(PrivateEquityCentral.net) In a move sure to cheer first-time fund raisers, the California State Teachers’ Retirement System (CalSTRS) announced it is looking for one or two fund of funds managers to invest in a $100m portfolio of private equity “new and next generation” managers.
CalSTRS defines new and next generation managers as existing experienced private equity professionals splitting off from their current partnerships or organisations, young partnerships seeking their second institutional fund and experienced private funds or investors seeking institutional funding for the first time.
According to a statement, the firm selected will construct, manage and liquidate a private equity fund of funds portfolio of new and next generation manager partnership investments. The fund of funds manager will have full discretion over the $100m portfolio.
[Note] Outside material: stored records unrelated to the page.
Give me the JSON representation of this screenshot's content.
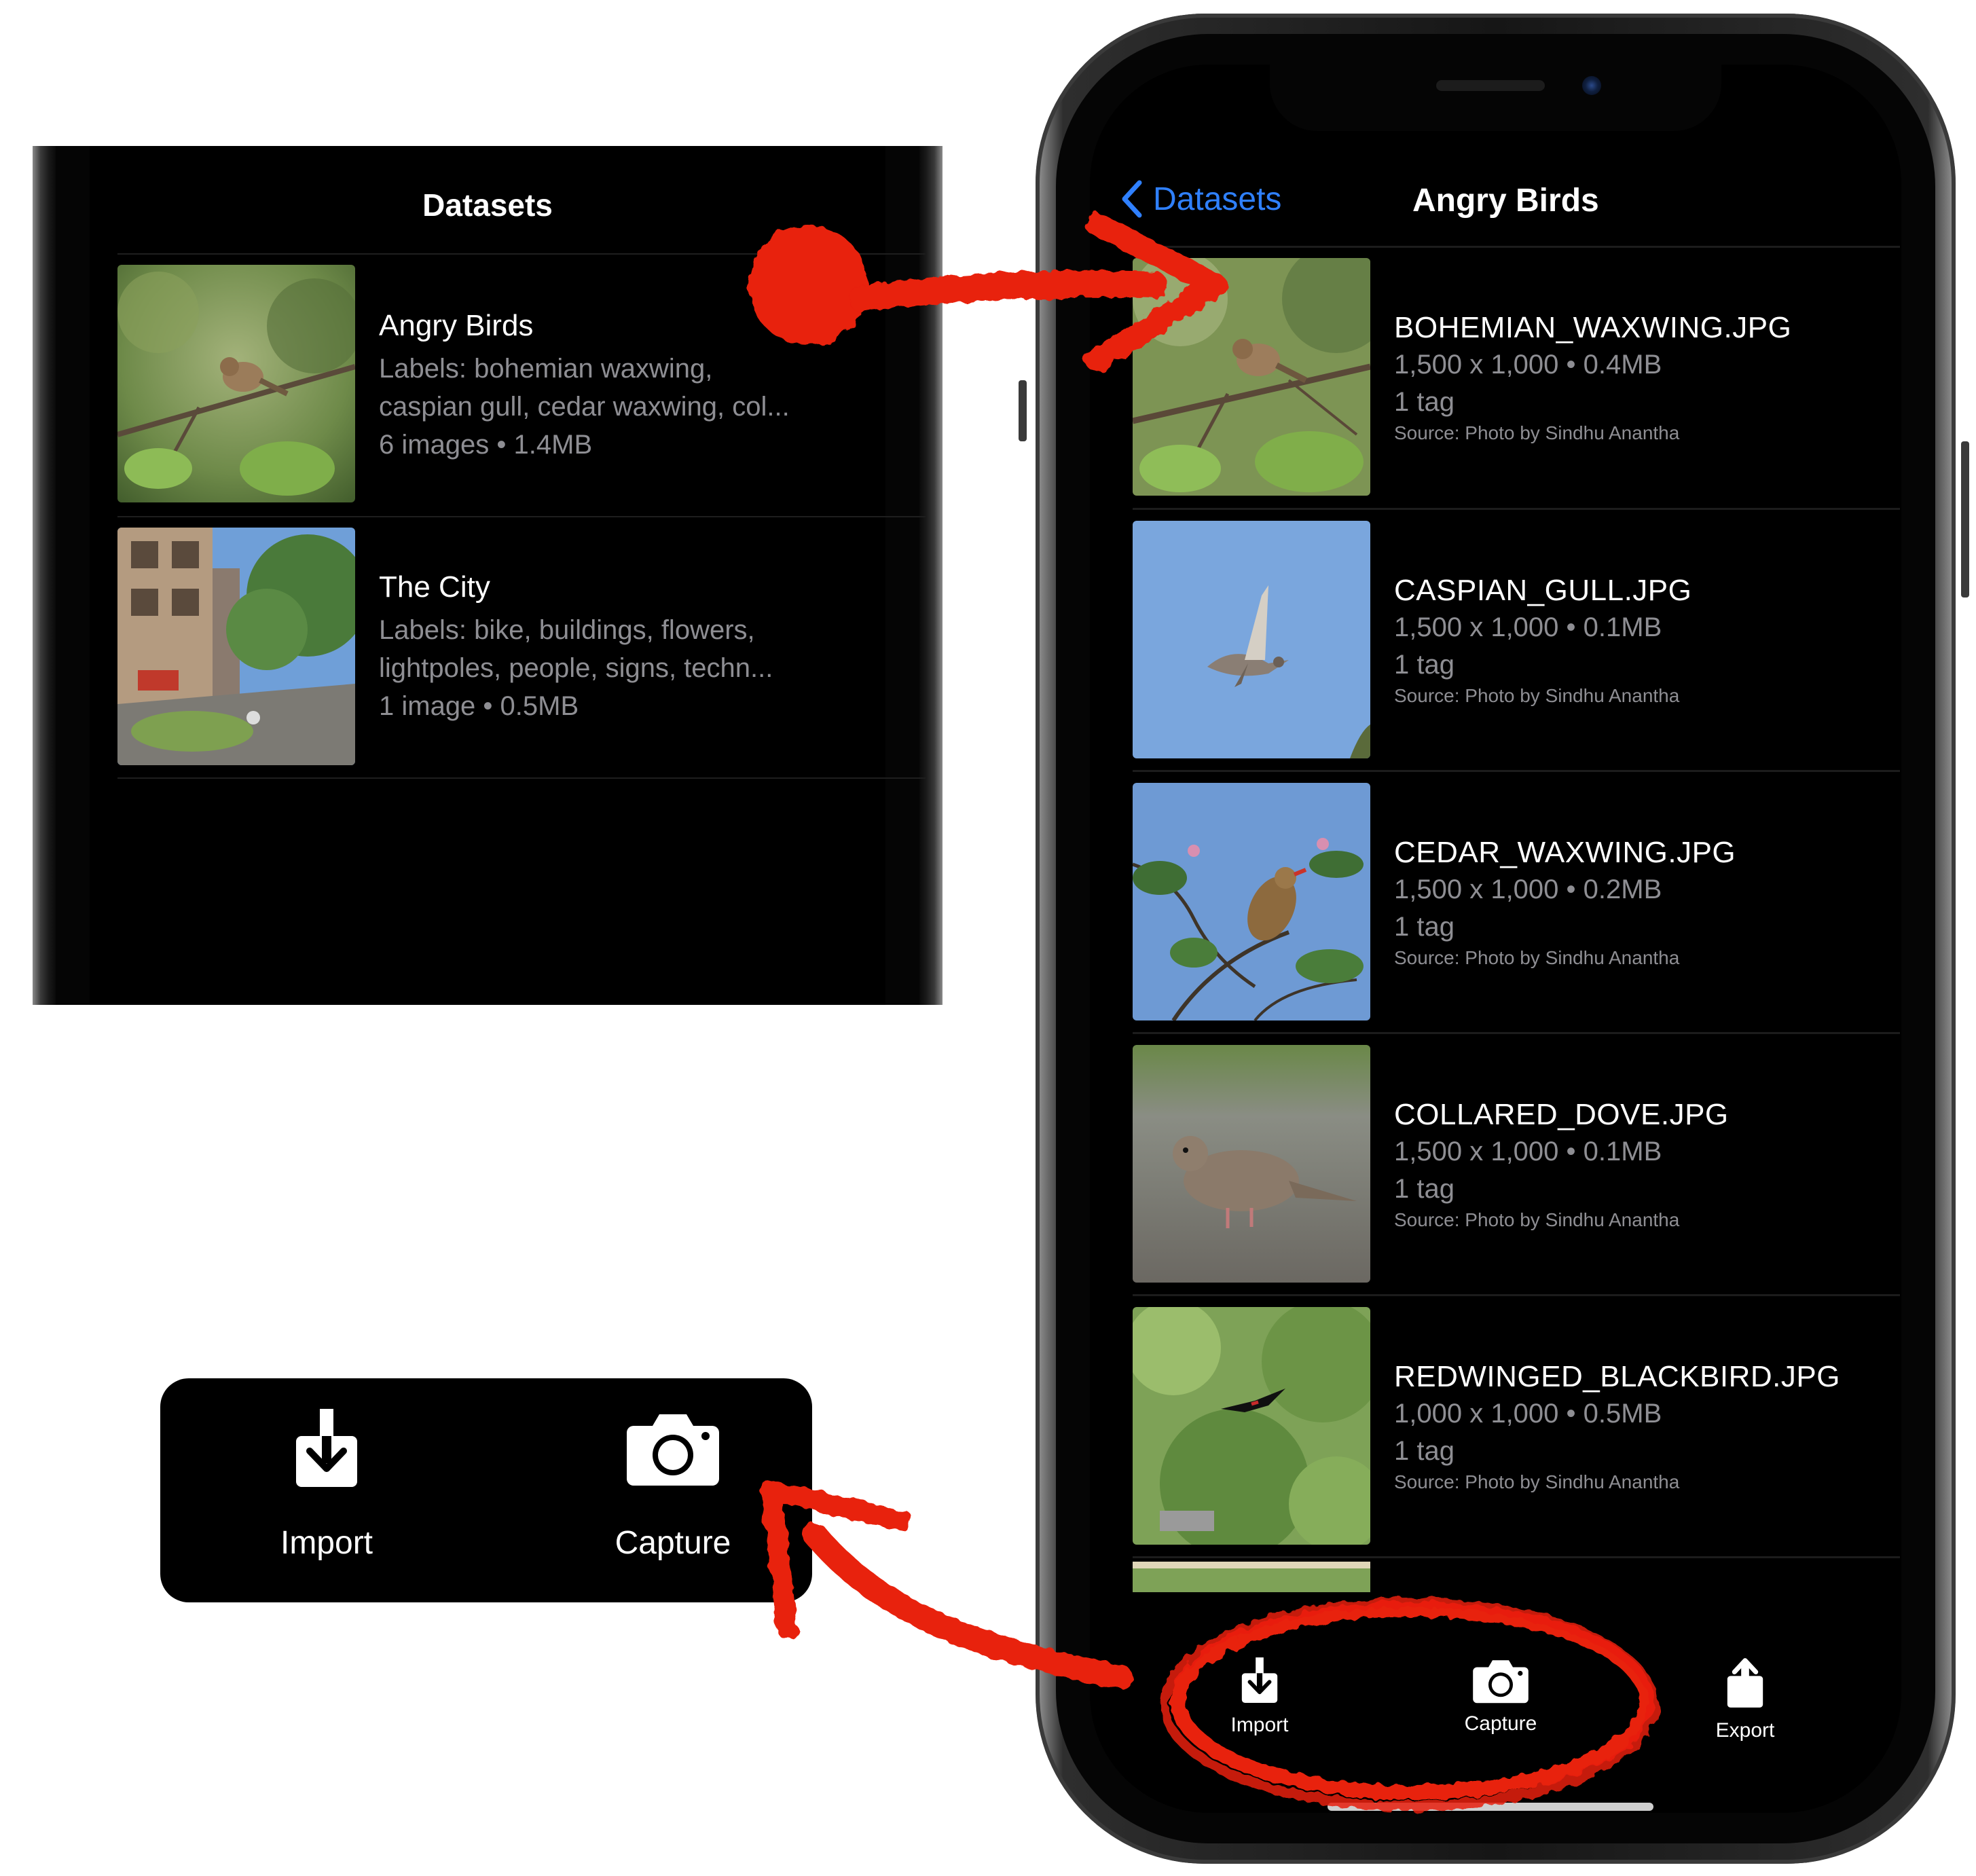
{
  "left_screen": {
    "title": "Datasets",
    "datasets": [
      {
        "name": "Angry Birds",
        "labels_line1": "Labels: bohemian waxwing,",
        "labels_line2": "caspian gull, cedar waxwing, col...",
        "meta": "6 images • 1.4MB"
      },
      {
        "name": "The City",
        "labels_line1": "Labels: bike, buildings, flowers,",
        "labels_line2": "lightpoles, people, signs, techn...",
        "meta": "1 image • 0.5MB"
      }
    ]
  },
  "toolbar_callout": {
    "import_label": "Import",
    "capture_label": "Capture"
  },
  "right_screen": {
    "back_label": "Datasets",
    "title": "Angry Birds",
    "images": [
      {
        "filename": "BOHEMIAN_WAXWING.JPG",
        "dims": "1,500 x 1,000 • 0.4MB",
        "tags": "1 tag",
        "source": "Source: Photo by Sindhu Anantha"
      },
      {
        "filename": "CASPIAN_GULL.JPG",
        "dims": "1,500 x 1,000 • 0.1MB",
        "tags": "1 tag",
        "source": "Source: Photo by Sindhu Anantha"
      },
      {
        "filename": "CEDAR_WAXWING.JPG",
        "dims": "1,500 x 1,000 • 0.2MB",
        "tags": "1 tag",
        "source": "Source: Photo by Sindhu Anantha"
      },
      {
        "filename": "COLLARED_DOVE.JPG",
        "dims": "1,500 x 1,000 • 0.1MB",
        "tags": "1 tag",
        "source": "Source: Photo by Sindhu Anantha"
      },
      {
        "filename": "REDWINGED_BLACKBIRD.JPG",
        "dims": "1,000 x 1,000 • 0.5MB",
        "tags": "1 tag",
        "source": "Source: Photo by Sindhu Anantha"
      }
    ],
    "toolbar": {
      "import_label": "Import",
      "capture_label": "Capture",
      "export_label": "Export"
    }
  },
  "colors": {
    "accent_blue": "#2f80ff",
    "annotation_red": "#e8200c",
    "secondary_text": "#8e8e93"
  }
}
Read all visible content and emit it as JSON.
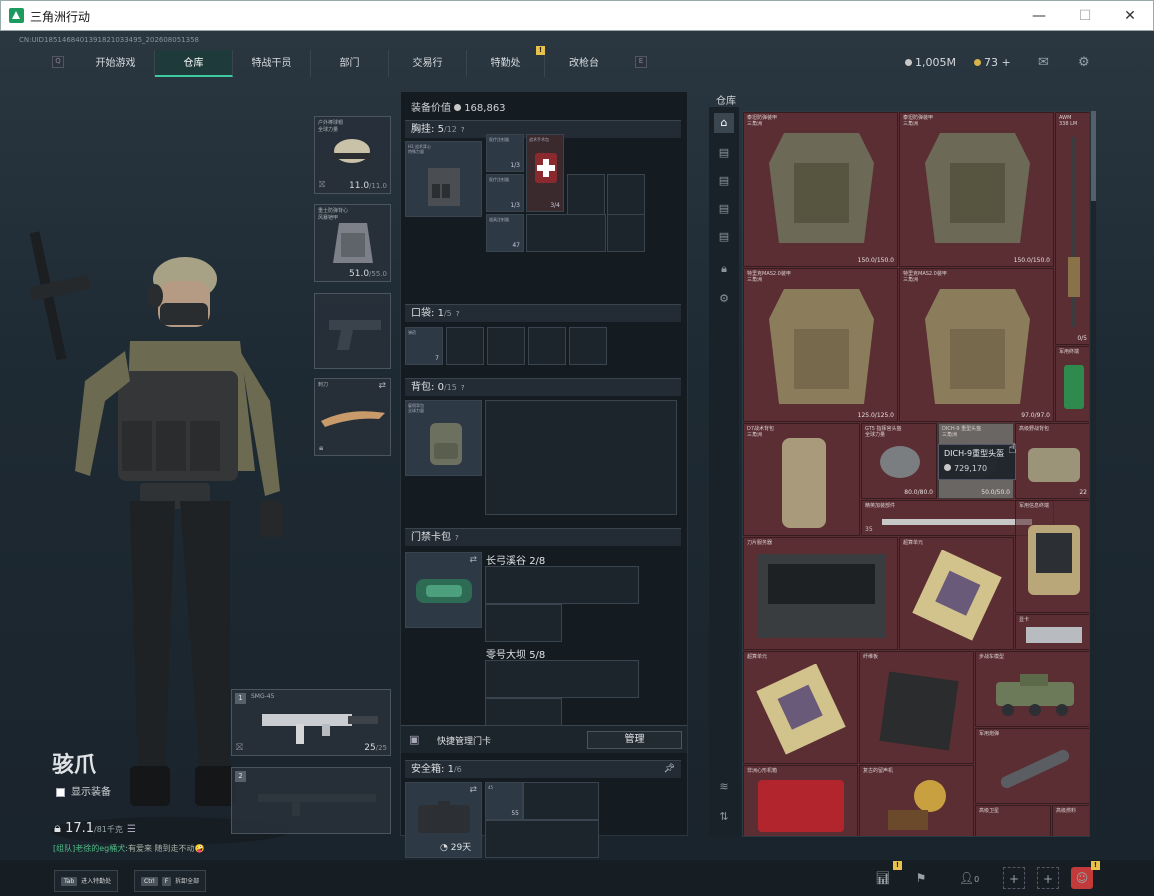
{
  "window": {
    "title": "三角洲行动",
    "minimize": "—",
    "maximize": "☐",
    "close": "✕"
  },
  "header": {
    "uid": "CN:UID1851468401391821033495_202608051358",
    "left_key": "Q",
    "right_key": "E",
    "tabs": [
      "开始游戏",
      "仓库",
      "特战干员",
      "部门",
      "交易行",
      "特勤处",
      "改枪台"
    ],
    "active_tab": "仓库",
    "badge_tab": "特勤处",
    "badge": "!",
    "currency_silver": "1,005M",
    "currency_gold": "73",
    "currency_gold_plus": "+",
    "colors": {
      "accent": "#3fc9a0",
      "badge": "#e8c14a",
      "stash_bg": "#5a2e33"
    }
  },
  "character": {
    "name": "骇爪",
    "show_gear_label": "显示装备",
    "weight_value": "17.1",
    "weight_max": "/81千克",
    "chat_name": "[组队]老徐的eg桶犬",
    "chat_text": ":有爱来 随到走不动",
    "chat_emoji": "🤪"
  },
  "equip_slots": {
    "helmet": {
      "name": "户外棒球帽\n全球力量",
      "value": "11.0",
      "max": "/11.0"
    },
    "armor": {
      "name": "重士防弹背心\n风暴铠甲",
      "value": "51.0",
      "max": "/55.0"
    },
    "melee": {
      "name": "刺刀"
    },
    "weapon1": {
      "hotkey": "1",
      "name": "SMG-45",
      "ammo": "25",
      "ammo_max": "/25"
    },
    "weapon2": {
      "hotkey": "2"
    }
  },
  "middle": {
    "value_label": "装备价值",
    "value": "168,863",
    "sections": {
      "chest": {
        "title": "胸挂",
        "count": "5",
        "max": "/12"
      },
      "pocket": {
        "title": "口袋",
        "count": "1",
        "max": "/5"
      },
      "backpack": {
        "title": "背包",
        "count": "0",
        "max": "/15"
      },
      "keycard": {
        "title": "门禁卡包"
      },
      "safe": {
        "title": "安全箱",
        "count": "1",
        "max": "/6"
      }
    },
    "chest_items": [
      {
        "name": "H3 战术背心\n特殊力量",
        "v": ""
      },
      {
        "name": "医疗注射器",
        "v": "1/3"
      },
      {
        "name": "战术手术包",
        "v": "3/4"
      },
      {
        "name": "道具注射器",
        "v": "47"
      },
      {
        "name": "精确注射器",
        "v": "60"
      }
    ],
    "pocket_item": {
      "name": "弹药",
      "v": "7"
    },
    "backpack_item": {
      "name": "雇佣背包\n全球力量"
    },
    "keycard_sub1": {
      "title": "长弓溪谷",
      "count": "2/8"
    },
    "keycard_sub2": {
      "title": "零号大坝",
      "count": "5/8"
    },
    "keycard_manage_label": "快捷管理门卡",
    "manage_button": "管理",
    "safe_item": {
      "name": "45",
      "v": "55"
    },
    "safe_timer": "29天"
  },
  "stash": {
    "label": "仓库",
    "items": [
      {
        "name": "泰坦防弹装甲\n三角洲",
        "v": "150.0/150.0"
      },
      {
        "name": "泰坦防弹装甲\n三角洲",
        "v": "150.0/150.0"
      },
      {
        "name": "AWM\n338 LM",
        "v": "0/5"
      },
      {
        "name": "特里克MAS2.0装甲\n三角洲",
        "v": "125.0/125.0"
      },
      {
        "name": "特里克MAS2.0装甲\n三角洲",
        "v": "97.0/97.0"
      },
      {
        "name": "军用终端",
        "v": ""
      },
      {
        "name": "D7战术背包\n三角洲",
        "v": ""
      },
      {
        "name": "GT5 指挥官头盔\n全球力量",
        "v": "80.0/80.0"
      },
      {
        "name": "DICH-9 重型头盔\n三角洲",
        "v": "50.0/50.0"
      },
      {
        "name": "高级野战背包",
        "v": "22"
      },
      {
        "name": "精英加装部件",
        "v": "35"
      },
      {
        "name": "军用信息终端",
        "v": ""
      },
      {
        "name": "刀片服务器",
        "v": ""
      },
      {
        "name": "超算单元",
        "v": ""
      },
      {
        "name": "显卡",
        "v": ""
      },
      {
        "name": "超算单元",
        "v": ""
      },
      {
        "name": "纤维板",
        "v": ""
      },
      {
        "name": "步战车模型",
        "v": ""
      },
      {
        "name": "军用炮弹",
        "v": ""
      },
      {
        "name": "非洲心形机箱",
        "v": ""
      },
      {
        "name": "复古的留声机",
        "v": ""
      },
      {
        "name": "高级卫星",
        "v": ""
      },
      {
        "name": "高级燃料",
        "v": ""
      }
    ],
    "tooltip": {
      "name": "DICH-9重型头盔",
      "price": "729,170"
    }
  },
  "bottom": {
    "hint1_key": "Tab",
    "hint1_text": "进入特勤处",
    "hint2_key": "Ctrl",
    "hint2_key2": "F",
    "hint2_text": "拆卸全部",
    "friends_count": "0"
  }
}
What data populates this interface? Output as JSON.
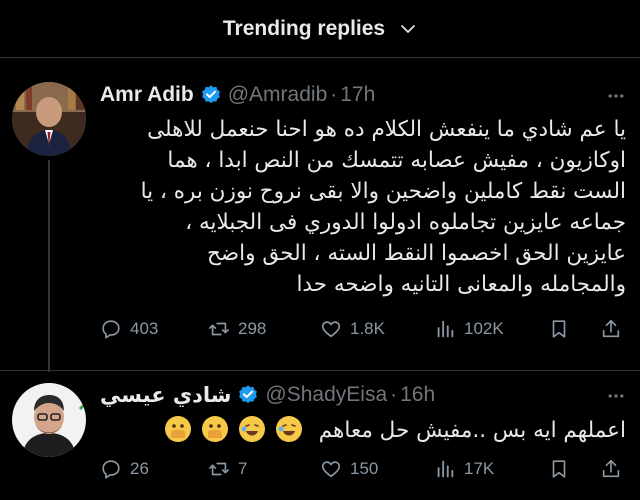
{
  "header": {
    "title": "Trending replies"
  },
  "tweets": [
    {
      "name": "Amr Adib",
      "handle": "@Amradib",
      "time": "17h",
      "text": "يا عم شادي ما ينفعش الكلام ده هو احنا حنعمل للاهلى\nاوكازيون ، مفيش عصابه تتمسك من النص ابدا ، هما\nالست نقط كاملين واضحين والا بقى نروح نوزن بره ، يا\nجماعه عايزين تجاملوه ادولوا الدوري فى الجبلايه ،\nعايزين الحق اخصموا النقط السته ، الحق واضح\nوالمجامله والمعانى التانيه واضحه حدا",
      "replies": "403",
      "reposts": "298",
      "likes": "1.8K",
      "views": "102K"
    },
    {
      "name": "شادي عيسي",
      "handle": "@ShadyEisa",
      "time": "16h",
      "text": "اعملهم ايه بس ..مفيش حل معاهم",
      "replies": "26",
      "reposts": "7",
      "likes": "150",
      "views": "17K"
    }
  ],
  "icons": [
    "chevron-down-icon",
    "verified-badge-icon",
    "more-icon",
    "reply-icon",
    "repost-icon",
    "like-icon",
    "views-icon",
    "bookmark-icon",
    "share-icon"
  ],
  "colors": {
    "background": "#000000",
    "text": "#e7e9ea",
    "muted": "#71767b",
    "verified": "#1d9bf0",
    "divider": "#2f3336"
  }
}
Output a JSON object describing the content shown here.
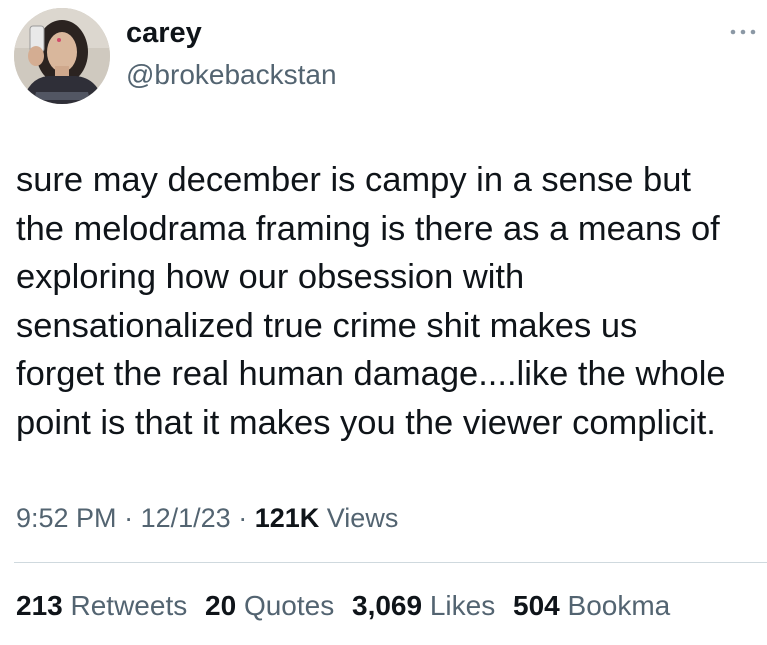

The portfolio the firm will manage will be diversified over time, geography and private equity sub-asset class to include buyouts, equity expansion and venture capital, according to the announcement. The new and next generation managers selected by the fund-of-funds manager may be drawn from a broad range of settings, such as private equity, insurance companies, pension funds and investment banking.
Final filing date for investment offerings is July 7. A copy of the Private Equity Investment Search document is available in the Investments section of the CalSTRS Web site, www.calstrs.ca.gov.
CalSTRS, which administers retirement, disability and survivor benefits for California's public school educators in grades kindergarten through community college, serving more than 715,000 members and benefit recipients, is the third largest public pension fund in the U.S.
CalSTRS selected Cambridge Associates as its advisor for its domestic alternative investment program in February, and London-based Altius Associates as its advisor for its international alternative investment allocation program in July last year. The alternative investment allocation of 5.2 per cent of assets is currently valued at $4.6bn with committed values of $8.7bn. The portfolio has generated a 16.2 per cent compounded annual rate of return since its inception in 1988.
The current alternative investment asset allocation – 6 per cent within a portfolio of $95bn – is projected to grow to $11bn by 2006, with the domestic portion expected to reach $9.3bn.